Thank you Maleadt, with your method I was able to pinpoint the bottleneck in my code. It turns out that my implementation of “Quicksort” is taking up the vast majority of my time. In my code, I have to run this sort about 4,000 times. So I just implemented a typical “Quicksort without recursion” onto CUDA, and run it in parallel.

I guess I will have to look for how to efficiently implement sort in CUDA.

quicksort doesn’t sound like it would be GPU friendly, did you try a parallel sorting algorithm? Some are pretty simple to implement, eg. bitonic sort.
I don’t have a Julia GPU implementation (maybe @sdanisch?), but it should be easy enough to port eg. https://github.com/maleadt/tracetransform/blob/public/cuda/src/kernels/sort.cu (written when I knew much less about GPUs so be careful :slight_smile: )

It is available now. The setting is per-category and was previously disabled.

1 Like

Sorry to necro-bump this thread but did anyone get anywhere with a GPU friendly sorting algorithm?

AFAIK there’s no Julia implementation yet. But there’s plenty of material on GPU sorting, and bitonic sort is pretty easy to implement with loads of sample code in CUDA.

Thanks, I was just reading through your code in tracetransform. My C is pretty rusty but I might have to give it a go.

Any pointers on rewriting that as a CUDAnative kernel? I’ve only been using CuArrays up until now.

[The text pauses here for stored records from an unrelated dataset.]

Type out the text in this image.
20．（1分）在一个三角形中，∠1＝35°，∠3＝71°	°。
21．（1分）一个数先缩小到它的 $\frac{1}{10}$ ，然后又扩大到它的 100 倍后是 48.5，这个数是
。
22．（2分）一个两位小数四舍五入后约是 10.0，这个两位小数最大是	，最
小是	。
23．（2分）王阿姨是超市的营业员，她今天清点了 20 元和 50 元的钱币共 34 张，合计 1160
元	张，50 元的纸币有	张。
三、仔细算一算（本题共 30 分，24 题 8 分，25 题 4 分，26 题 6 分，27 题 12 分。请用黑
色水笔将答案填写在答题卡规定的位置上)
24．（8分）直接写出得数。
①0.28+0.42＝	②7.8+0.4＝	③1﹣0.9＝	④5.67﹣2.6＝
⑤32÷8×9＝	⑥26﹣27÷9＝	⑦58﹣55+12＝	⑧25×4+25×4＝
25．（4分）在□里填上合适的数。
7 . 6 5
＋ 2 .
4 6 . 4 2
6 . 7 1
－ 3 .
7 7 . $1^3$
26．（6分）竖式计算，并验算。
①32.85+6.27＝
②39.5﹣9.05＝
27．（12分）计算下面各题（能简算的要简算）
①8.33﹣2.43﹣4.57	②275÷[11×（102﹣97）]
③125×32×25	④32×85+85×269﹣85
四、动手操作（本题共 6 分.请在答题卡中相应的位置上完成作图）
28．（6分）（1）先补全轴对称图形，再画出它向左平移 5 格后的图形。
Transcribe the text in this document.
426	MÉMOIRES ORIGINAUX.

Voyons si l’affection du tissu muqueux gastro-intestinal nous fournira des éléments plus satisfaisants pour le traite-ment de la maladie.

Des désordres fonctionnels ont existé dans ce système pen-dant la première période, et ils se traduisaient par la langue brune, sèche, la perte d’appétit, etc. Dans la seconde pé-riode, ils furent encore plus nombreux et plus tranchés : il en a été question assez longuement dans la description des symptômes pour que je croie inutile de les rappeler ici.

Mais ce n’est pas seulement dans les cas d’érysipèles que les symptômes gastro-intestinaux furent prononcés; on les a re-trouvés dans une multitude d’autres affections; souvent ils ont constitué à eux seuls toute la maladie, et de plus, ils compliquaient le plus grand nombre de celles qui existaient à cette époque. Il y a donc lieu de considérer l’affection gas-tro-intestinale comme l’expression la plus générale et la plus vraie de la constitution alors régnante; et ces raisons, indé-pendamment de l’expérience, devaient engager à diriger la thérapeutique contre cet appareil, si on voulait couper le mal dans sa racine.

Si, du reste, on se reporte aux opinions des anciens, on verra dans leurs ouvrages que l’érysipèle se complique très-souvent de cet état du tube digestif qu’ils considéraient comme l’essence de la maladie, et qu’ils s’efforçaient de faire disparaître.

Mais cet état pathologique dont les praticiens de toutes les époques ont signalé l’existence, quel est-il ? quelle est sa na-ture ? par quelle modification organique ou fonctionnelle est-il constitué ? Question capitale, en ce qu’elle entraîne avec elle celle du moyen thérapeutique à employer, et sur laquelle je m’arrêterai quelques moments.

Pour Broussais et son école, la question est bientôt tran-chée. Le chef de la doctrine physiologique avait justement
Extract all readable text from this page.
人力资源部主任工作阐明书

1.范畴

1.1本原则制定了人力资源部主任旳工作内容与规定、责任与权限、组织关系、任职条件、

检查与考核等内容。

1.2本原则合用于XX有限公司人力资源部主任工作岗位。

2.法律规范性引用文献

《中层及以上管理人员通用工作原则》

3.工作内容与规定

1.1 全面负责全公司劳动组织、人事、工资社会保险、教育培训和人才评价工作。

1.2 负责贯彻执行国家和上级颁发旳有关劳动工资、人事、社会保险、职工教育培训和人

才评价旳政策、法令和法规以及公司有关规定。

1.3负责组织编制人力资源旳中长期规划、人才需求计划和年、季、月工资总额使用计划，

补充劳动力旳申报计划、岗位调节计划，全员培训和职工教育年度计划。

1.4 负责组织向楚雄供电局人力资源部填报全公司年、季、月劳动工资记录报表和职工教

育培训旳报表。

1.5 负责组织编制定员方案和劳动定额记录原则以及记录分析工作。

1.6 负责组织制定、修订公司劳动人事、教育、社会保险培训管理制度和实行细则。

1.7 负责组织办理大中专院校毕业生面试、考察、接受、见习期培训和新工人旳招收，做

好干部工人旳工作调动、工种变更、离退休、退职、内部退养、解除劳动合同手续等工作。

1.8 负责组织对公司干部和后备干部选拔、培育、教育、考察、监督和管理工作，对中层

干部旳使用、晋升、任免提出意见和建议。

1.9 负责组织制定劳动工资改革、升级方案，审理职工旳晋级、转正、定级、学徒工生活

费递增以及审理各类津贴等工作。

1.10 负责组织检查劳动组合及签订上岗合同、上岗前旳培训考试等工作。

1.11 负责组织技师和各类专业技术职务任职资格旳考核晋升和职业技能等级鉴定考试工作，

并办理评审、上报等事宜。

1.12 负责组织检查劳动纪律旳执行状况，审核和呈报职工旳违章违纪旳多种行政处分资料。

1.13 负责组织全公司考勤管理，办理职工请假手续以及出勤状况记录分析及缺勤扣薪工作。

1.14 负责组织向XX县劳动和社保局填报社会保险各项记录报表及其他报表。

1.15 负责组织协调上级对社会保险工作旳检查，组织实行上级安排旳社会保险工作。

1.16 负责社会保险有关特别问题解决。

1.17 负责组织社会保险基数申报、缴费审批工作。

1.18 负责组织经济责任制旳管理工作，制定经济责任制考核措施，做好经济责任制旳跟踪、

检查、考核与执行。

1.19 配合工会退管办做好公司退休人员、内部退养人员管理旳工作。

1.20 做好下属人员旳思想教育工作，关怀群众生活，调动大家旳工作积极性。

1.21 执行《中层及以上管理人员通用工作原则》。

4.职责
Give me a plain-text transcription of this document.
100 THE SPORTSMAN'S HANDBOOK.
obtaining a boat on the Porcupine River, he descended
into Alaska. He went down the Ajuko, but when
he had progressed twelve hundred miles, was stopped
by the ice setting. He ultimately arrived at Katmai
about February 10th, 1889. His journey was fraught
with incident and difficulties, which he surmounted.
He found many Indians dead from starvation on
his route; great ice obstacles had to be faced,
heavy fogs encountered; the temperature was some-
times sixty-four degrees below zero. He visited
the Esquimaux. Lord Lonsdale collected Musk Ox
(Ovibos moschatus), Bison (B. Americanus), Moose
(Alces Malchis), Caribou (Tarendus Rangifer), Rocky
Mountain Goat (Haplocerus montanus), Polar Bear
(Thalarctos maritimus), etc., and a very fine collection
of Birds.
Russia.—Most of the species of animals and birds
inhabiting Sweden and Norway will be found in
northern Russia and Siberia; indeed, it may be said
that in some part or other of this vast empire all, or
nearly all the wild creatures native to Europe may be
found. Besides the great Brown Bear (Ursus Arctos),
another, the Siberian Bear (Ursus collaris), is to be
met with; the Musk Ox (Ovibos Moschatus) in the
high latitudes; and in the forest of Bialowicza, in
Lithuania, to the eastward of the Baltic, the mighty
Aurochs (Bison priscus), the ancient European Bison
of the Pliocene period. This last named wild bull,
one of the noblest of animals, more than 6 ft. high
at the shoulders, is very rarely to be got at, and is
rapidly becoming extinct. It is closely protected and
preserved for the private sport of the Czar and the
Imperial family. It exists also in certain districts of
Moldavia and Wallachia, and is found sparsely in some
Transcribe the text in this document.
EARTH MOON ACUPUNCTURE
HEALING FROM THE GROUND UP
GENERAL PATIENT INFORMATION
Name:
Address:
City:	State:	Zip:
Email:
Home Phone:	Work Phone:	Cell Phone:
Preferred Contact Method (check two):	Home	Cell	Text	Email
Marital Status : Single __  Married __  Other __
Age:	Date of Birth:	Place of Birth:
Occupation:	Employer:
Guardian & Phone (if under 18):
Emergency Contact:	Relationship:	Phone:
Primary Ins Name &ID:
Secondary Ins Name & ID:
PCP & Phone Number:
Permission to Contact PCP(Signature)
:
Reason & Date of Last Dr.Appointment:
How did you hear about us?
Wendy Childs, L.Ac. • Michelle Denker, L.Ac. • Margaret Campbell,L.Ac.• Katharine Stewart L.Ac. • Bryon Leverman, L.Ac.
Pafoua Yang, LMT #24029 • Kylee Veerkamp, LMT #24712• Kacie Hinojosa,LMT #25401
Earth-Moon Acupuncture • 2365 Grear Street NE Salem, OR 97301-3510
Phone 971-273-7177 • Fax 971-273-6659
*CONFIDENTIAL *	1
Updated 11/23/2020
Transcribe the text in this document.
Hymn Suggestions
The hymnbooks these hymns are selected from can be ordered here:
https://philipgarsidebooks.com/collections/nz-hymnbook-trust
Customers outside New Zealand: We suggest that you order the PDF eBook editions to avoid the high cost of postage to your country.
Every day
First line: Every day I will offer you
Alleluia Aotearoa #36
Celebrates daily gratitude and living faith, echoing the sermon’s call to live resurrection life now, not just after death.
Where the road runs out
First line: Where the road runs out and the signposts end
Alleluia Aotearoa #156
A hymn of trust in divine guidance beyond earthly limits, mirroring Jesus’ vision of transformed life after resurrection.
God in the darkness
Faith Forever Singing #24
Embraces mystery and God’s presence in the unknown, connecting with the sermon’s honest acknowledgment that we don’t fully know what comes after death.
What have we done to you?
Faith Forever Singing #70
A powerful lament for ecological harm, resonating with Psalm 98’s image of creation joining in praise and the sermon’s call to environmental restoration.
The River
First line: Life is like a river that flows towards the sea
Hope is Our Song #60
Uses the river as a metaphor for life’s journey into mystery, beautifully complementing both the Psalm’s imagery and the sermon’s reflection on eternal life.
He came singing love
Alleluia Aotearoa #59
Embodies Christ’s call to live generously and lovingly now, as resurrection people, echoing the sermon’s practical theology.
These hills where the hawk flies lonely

Have a look at eg. the pairwise example, it should demo the features you need to implement bitonic sort (basic indexing, shmem, wrapper function that computes launch bounds and executes @cuda).

@sdanisch would probably advocate you look at the vendor-agnostic abstractions from GPUArrays.jl (that is, equivalents to CUDA kernel APIs, but supporting multiple platforms). It might be easier to debug, having a CPU back-end, but porting simple kernels from CUDA is probably easier with CUDAnative. That’s up to you.

1 Like

Its probably better for me if it runs on OpenCL as well, and I’m already using GPUArrays a lot so I’ll probably try that approach first.